Session 4: Fair Classification
Bob Williamson presents his research which frames adding fairness to binary classification as imposing a constraint. There must be a cost to this constraint, and Williamson presents a mathematical approach to measuring that cost.
Nicole Immorlica shows that “training a separate classifier for each group (1) outperforms the optimal single classifier in both accuracy and fairness metrics, (2) and can be done in a black-box manner, thus leveraging existing code bases.” With the caveat that it “requires monotonic loss and access to sensitive attributes at classification time.”
A case study of algorithm-assisted decision making in child maltreatment hotline screening decisions
Alexandra Chouldechova presents a case study in which a model was used to distill information about CPS cases to create risk scores to aid call center workers in case routing. She discusses some of the pitfalls of the model, and how improvements were made to address them along the way. She ends by emphasizing that this model is just one small black box which acts as one signal among many in a larger system of processes and decision-making.

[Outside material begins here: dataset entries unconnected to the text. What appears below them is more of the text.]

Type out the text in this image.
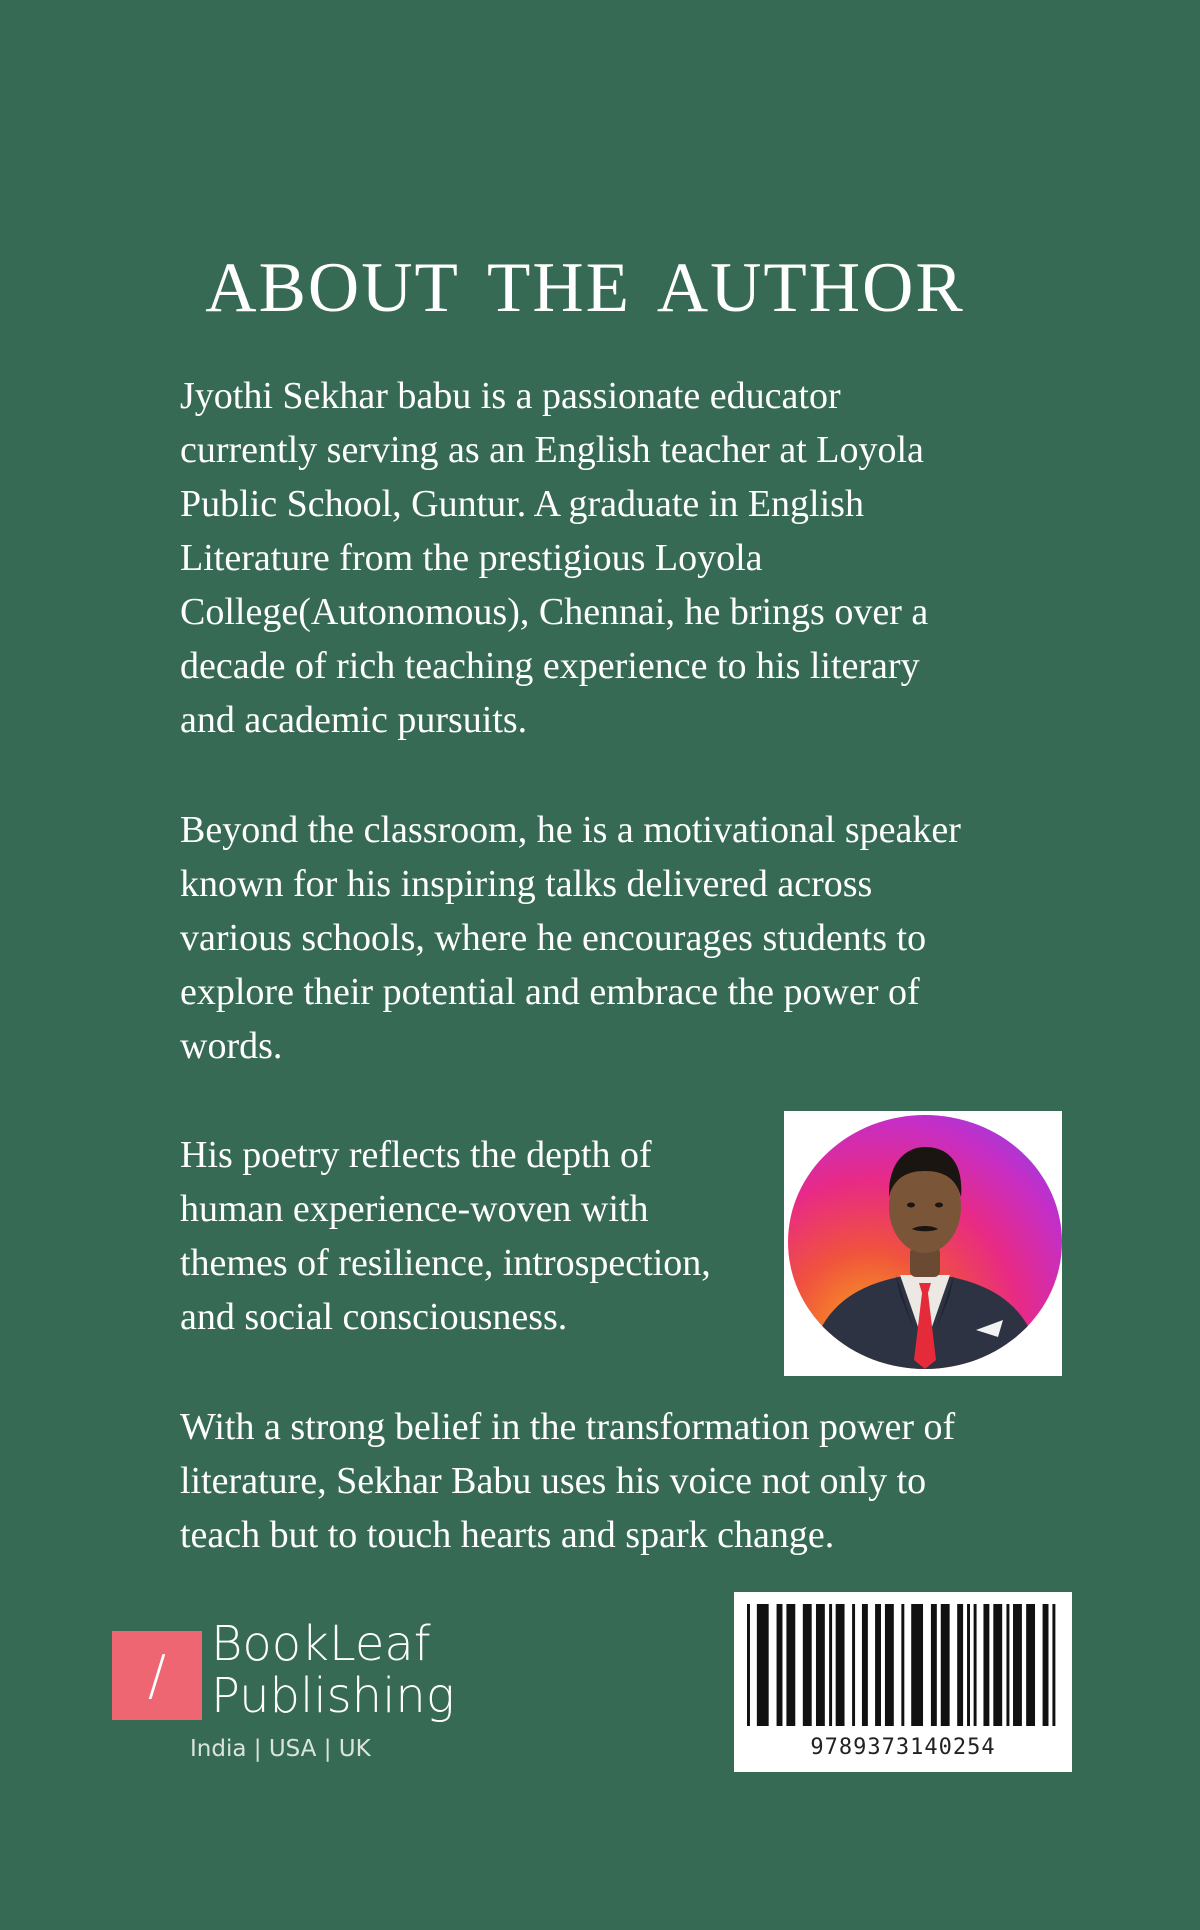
ABOUT THE AUTHOR

Jyothi Sekhar babu is a passionate educator
currently serving as an English teacher at Loyola
Public School, Guntur. A graduate in English
Literature from the prestigious Loyola
College(Autonomous), Chennai, he brings over a
decade of rich teaching experience to his literary
and academic pursuits.

Beyond the classroom, he is a motivational speaker
known for his inspiring talks delivered across
various schools, where he encourages students to
explore their potential and embrace the power of
words.

His poetry reflects the depth of
human experience-woven with
themes of resilience, introspection,
and social consciousness.

With a strong belief in the transformation power of
literature, Sekhar Babu uses his voice not only to
teach but to touch hearts and spark change.

/ BookLeaf
Publishing
India | USA | UK	9789373140254
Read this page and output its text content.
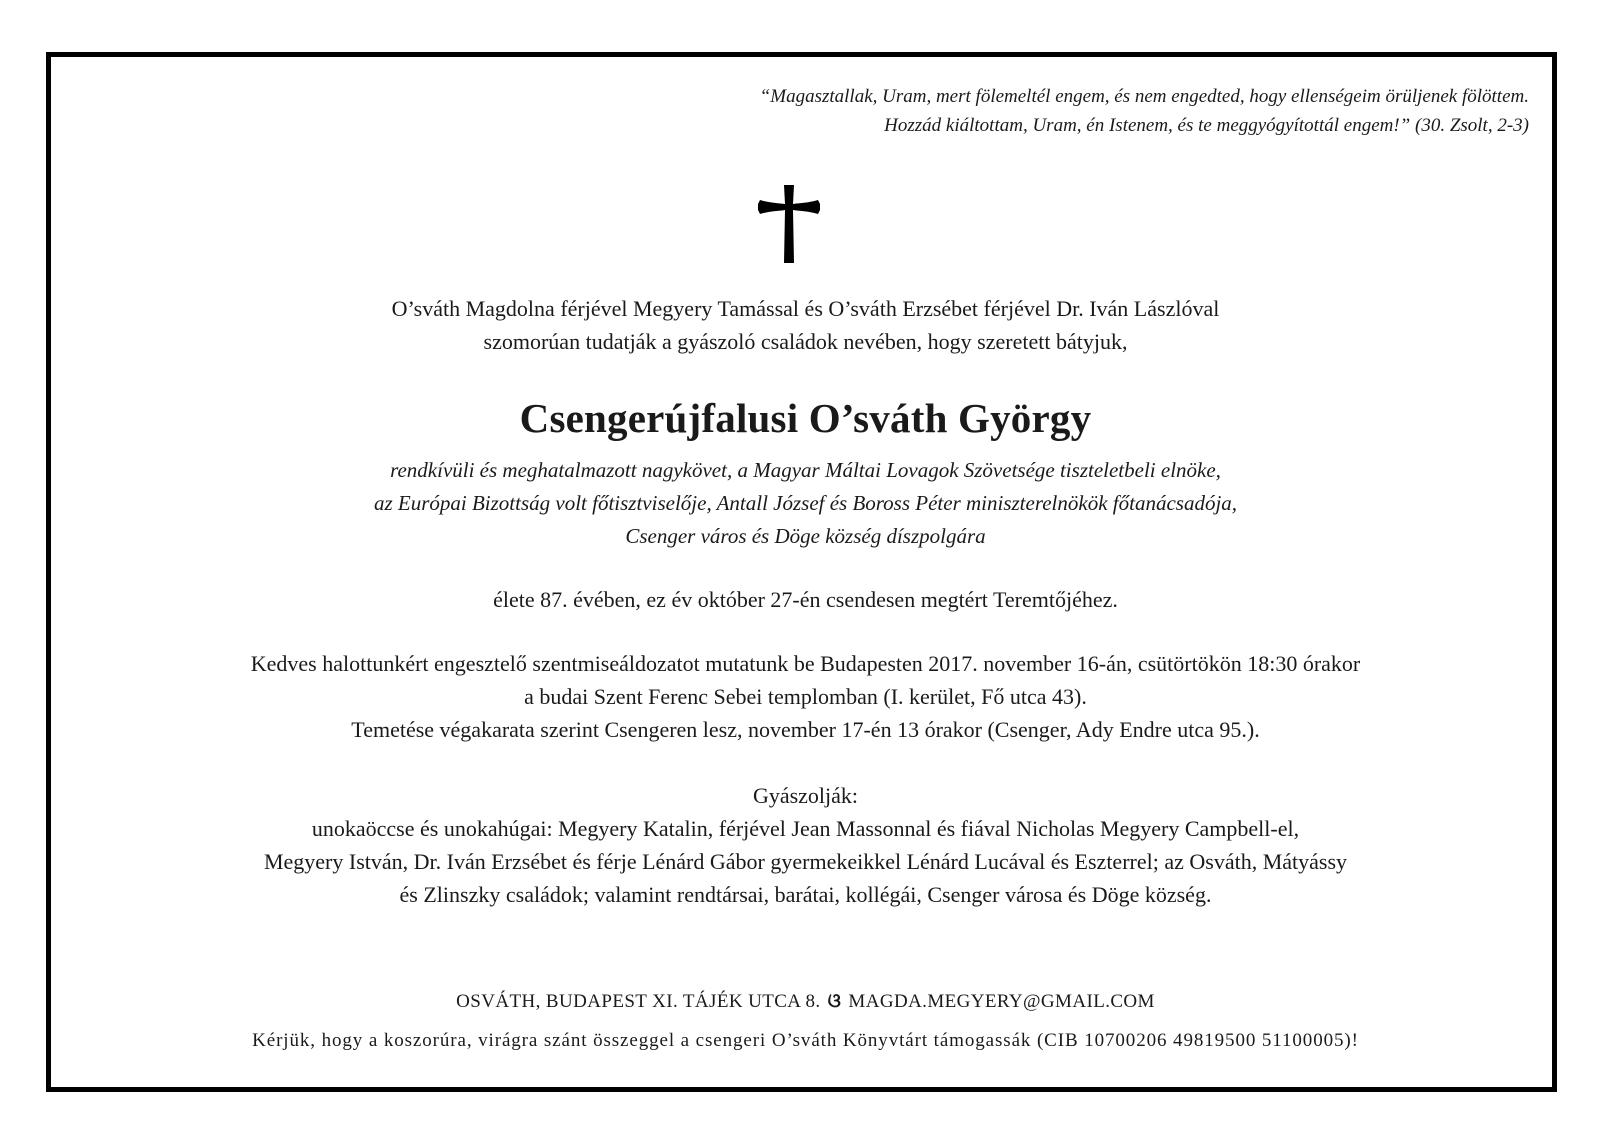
“Magasztallak, Uram, mert fölemeltél engem, és nem engedted, hogy ellenségeim örüljenek fölöttem.
Hozzád kiáltottam, Uram, én Istenem, és te meggyógyítottál engem!” (30. Zsolt, 2-3)
O’sváth Magdolna férjével Megyery Tamással és O’sváth Erzsébet férjével Dr. Iván Lászlóval
szomorúan tudatják a gyászoló családok nevében, hogy szeretett bátyjuk,
Csengerújfalusi O’sváth György
rendkívüli és meghatalmazott nagykövet, a Magyar Máltai Lovagok Szövetsége tiszteletbeli elnöke,
az Európai Bizottság volt főtisztviselője, Antall József és Boross Péter miniszterelnökök főtanácsadója,
Csenger város és Döge község díszpolgára
élete 87. évében, ez év október 27-én csendesen megtért Teremtőjéhez.
Kedves halottunkért engesztelő szentmiseáldozatot mutatunk be Budapesten 2017. november 16-án, csütörtökön 18:30 órakor
a budai Szent Ferenc Sebei templomban (I. kerület, Fő utca 43).
Temetése végakarata szerint Csengeren lesz, november 17-én 13 órakor (Csenger, Ady Endre utca 95.).
Gyászolják:
unokaöccse és unokahúgai: Megyery Katalin, férjével Jean Massonnal és fiával Nicholas Megyery Campbell-el,
Megyery István, Dr. Iván Erzsébet és férje Lénárd Gábor gyermekeikkel Lénárd Lucával és Eszterrel; az Osváth, Mátyássy
és Zlinszky családok; valamint rendtársai, barátai, kollégái, Csenger városa és Döge község.
OSVÁTH, BUDAPEST XI. TÁJÉK UTCA 8. ଓ MAGDA.MEGYERY@GMAIL.COM
Kérjük, hogy a koszorúra, virágra szánt összeggel a csengeri O’sváth Könyvtárt támogassák (CIB 10700206 49819500 51100005)!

Reuben Binns takes a mix of philosophy and computer science to nudge the debate around ML fairness from “textbook”/legal definitions of fairness to one that goes back to more philosophical roots. It follows a trend at the conference of focusing on the context in which models are used, the moral goals and decisions of the models, and a re-analysis of concepts of fairness that the rest of the field may consider standard.
Session 5: FAT Recommenders, Etc.
Carlos Scheidegger discusses a mathematical method, Polya Urns, that he’s used to discover feedback loops in PredPol. Such systems are based on a definition of fairness which states that areas with more crime should receive a higher allocation of police resources. He discusses the flaws of such methods and suggests some strategies to avoid these feedback loops.
All The Cool Kids, How Do They Fit In?: Popularity and Demographic Biases in Recommender Evaluation and Effectiveness (code)
Michael Ekstrand asks: Who receives what benefits in our recommender systems?